Some of the growth factors present in PRGF, such as EGF, hepatocyte growth factor (HGF), and keratinocytes growth factor (KGF), have been described as key regulators in corneal wound healing, employing different signaling pathways in charge of stimulating the proliferation of epithelial cells. In the corneal stroma, PRGF is able to mediate these processes thanks to other factors such as transforming growth factor (TGF), platelet-derived growth factor (PDGF), and fibroblast growth factor (FGF).[14] The different signaling pathways through which the different growth factors operate, other than EGFR, may explain the clinical improvement in our patient despite continuing treatment with erlotinib. Corneal injury triggers the infiltration of immune cells into the cornea from the limbal vessels, necessary for proper wound healing, but too many immune cells accumulation also results in delayed wound closure, demonstrating the delicate balance of inflammatory events needed during corneal healing.[15] In this case presented, the corneal damage improvement with the treatment provided allowed the patient to further maintain erlotinib treatment continuing to systemically benefit from the drug for more than a year after the adverse event was diagnosed.

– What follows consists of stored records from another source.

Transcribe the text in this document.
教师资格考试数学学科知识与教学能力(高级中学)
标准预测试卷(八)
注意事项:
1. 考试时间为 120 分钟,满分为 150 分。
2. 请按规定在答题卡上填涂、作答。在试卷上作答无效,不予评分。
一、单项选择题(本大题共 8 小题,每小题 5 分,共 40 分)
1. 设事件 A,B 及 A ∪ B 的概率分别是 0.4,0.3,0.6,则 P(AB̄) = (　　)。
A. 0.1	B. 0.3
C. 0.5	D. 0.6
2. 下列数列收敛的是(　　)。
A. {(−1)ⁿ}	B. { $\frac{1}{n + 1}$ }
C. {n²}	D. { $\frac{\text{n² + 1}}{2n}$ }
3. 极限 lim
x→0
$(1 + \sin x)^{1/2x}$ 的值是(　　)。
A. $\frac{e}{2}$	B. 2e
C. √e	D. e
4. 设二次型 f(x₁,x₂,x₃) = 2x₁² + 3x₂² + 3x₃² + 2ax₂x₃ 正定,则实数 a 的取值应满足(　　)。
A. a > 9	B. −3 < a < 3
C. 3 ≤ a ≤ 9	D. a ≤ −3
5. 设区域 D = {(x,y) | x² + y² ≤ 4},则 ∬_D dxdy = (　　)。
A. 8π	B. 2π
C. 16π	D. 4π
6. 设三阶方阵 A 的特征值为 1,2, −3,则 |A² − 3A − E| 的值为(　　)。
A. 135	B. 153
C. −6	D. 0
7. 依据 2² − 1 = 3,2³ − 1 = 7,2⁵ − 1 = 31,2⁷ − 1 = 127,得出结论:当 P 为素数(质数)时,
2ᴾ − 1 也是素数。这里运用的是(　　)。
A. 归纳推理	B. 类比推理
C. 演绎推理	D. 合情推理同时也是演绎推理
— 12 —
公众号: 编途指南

Considering the poor results of conventional treatment, both medical and surgical, we believe that management of the inflammation of the ocular surface together with the stimulation of the healing processes through regenerative therapy, such as PRGF, can be an option worth considering in these cases of poor prognosis.
Footnotes
Abbreviations: EGF = Epidermal Growth Factor, EGFR = Epidermal Growth Factor receptor, FGF = Fibroblast Growth Factor, HGF = Hepatocyte Growth Factor, KGF = Keratinocytes Growth Factor, PDGF = Platelet-derived Growth Factor, PRGF = Plasma Rich in Growth Factors, TGF = Transforming Growth Factor, TK = tyrosine kinase.
This research did not receive any specific grant from funding agencies in the public, commercial, or not-for-profit sectors.
The authors report no conflicts of interest.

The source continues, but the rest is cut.